Uma carta de 30 de junho, enviada pelo Grupo de Trabalho sobre Manejo dos Recursos Naturais – representantes de doadores que pressionaram para conseguir a reforma das atividades madeireiras – ao ministro da Agricultura, reputa os acontecimentos de Tumring de “problemáticos”. Devido à falta de análise prévia, “foi praticado o corte rente antes da instalação da plantação, deixando grandes extensões a descoberto e expostas à erosão; as comunidades foram deslocadas e perderam suas formas de sustento... e existem outros problemas... que achamos colocam em risco a viabilidade do empreendimento como um todo”, afirma a carta. “Somos conscientes de que estão sendo transportados troncos, ilegalmente e sem fiscalização, inclusive, dentro de Tumring e nos arredores”, acrescenta a carta.

O diretor do Departamento Florestal, Ty Sokhun, negou que tivessem sido transportados troncos e tentou culpar do corte os agricultores. Ao ser consultado sobre o que aconteceu, In Horn explicou que o grande porte do projeto de plantação impediu ele de ficar a par de tudo o que acontecia em Tumring. “Por outro lado, é de se supor que eu não deva saber tudo”, disse.

No entanto, ao que parece, não se trata apenas de ignorância. O parentesco com o Primeiro Ministro sugere um caso de corrupção. Fontes locais informaram que uma tal Sra. Seng Keang está cadastrada, num documento do Departamento de Florestas e Fauna datado em 19 de fevereiro de 2003, como proprietária dos troncos cortados ilegalmente em Tumring. A Sra. Seung Keang é esposa do Sr. Dy Choch, mais conhecido como Hun Choch, primo do Primeiro Ministro Hun Seun e também irmão de Dy Phen, comandante da Polícia Militar da província de Kompong Thom. Foi informado também que um irmão da Sra.
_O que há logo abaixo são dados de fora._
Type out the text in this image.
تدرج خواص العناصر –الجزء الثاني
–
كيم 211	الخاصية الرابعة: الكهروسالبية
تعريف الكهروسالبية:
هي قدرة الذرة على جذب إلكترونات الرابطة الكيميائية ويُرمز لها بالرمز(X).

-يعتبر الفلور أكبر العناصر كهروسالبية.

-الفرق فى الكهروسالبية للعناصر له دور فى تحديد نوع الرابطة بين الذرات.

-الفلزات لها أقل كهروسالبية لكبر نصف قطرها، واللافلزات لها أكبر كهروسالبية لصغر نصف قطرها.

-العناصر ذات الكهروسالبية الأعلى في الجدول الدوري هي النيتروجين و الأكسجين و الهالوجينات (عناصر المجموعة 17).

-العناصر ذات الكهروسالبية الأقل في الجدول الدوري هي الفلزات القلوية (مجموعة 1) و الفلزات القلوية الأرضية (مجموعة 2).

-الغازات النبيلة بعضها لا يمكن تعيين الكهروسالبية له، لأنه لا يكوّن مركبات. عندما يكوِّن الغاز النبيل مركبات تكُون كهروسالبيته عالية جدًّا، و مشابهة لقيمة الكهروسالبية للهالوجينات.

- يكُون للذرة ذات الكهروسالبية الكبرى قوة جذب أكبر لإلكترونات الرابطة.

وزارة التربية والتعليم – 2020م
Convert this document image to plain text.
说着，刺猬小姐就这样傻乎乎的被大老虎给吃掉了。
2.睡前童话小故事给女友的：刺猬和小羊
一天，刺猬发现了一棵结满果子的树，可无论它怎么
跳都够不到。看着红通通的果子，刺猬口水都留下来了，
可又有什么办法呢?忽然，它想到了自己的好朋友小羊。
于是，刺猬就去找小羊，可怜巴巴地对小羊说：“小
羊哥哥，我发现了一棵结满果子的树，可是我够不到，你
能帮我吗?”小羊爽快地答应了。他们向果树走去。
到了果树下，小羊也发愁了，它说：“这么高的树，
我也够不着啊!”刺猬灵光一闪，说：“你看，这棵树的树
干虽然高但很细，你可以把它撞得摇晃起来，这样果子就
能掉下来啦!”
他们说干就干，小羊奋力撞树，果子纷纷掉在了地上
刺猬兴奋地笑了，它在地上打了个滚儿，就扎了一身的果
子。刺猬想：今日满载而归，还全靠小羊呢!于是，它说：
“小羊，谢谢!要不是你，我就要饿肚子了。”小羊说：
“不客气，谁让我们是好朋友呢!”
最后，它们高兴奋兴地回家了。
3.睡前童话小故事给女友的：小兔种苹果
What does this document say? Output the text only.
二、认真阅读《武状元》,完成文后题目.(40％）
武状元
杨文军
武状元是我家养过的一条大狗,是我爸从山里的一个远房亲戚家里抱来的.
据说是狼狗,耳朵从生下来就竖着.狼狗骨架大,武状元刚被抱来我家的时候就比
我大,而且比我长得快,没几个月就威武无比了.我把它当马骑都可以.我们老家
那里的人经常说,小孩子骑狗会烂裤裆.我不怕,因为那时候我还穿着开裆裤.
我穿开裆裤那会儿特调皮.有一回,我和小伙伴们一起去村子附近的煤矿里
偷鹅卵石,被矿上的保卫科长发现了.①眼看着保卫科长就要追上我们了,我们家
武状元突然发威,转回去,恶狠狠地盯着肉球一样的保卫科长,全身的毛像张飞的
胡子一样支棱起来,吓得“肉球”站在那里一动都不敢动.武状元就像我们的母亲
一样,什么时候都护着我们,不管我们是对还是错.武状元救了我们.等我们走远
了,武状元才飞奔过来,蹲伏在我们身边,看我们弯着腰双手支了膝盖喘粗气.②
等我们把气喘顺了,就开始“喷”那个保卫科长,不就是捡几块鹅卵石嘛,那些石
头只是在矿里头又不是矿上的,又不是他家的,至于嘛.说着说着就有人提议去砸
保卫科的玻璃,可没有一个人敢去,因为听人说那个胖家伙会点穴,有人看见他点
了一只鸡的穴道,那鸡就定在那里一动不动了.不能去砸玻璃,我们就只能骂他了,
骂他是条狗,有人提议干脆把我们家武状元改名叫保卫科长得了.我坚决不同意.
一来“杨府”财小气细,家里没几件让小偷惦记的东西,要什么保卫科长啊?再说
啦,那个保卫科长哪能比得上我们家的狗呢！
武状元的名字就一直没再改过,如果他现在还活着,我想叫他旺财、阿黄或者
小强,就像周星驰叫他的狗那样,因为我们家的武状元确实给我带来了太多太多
Seng Keang, Kok Heang, conhecido como “o Sr. 95” (outrora subempreiteiro da empresa Miengeang Ly Heng Concession), é figura de peso na região, tendo até ameaçado algumas pessoas do local.

Há indícios de que o Governo Real do Camboja pretende estabelecer plantações de seringueira semelhantes em outras três províncias.

A contribuição desse tipo de negócio para o “desenvolvimento” da comunidade de Tumring, ou do Camboja em geral, é muito questionável. Não há dúvida de que os fortes interesses criados em torno dessa atividade estão lucrando com a exploração florestal, apesar de não ter sido feito nenhum estudo ambiental nem consulta alguma, como também não foi demarcada a área de floresta estatal. Em muitos lugares, a derrubada, as armas e a corrupção chegam de mãos dadas, sendo que, agora, no Camboja, parece que as plantações de seringueira também se juntaram ao grupo.

Artigo baseado em informação de: “Borders Unclear at K Thom Rubber Plantation”, por Porter Barron, The Cambodia Daily, 2 de setembro de 2003.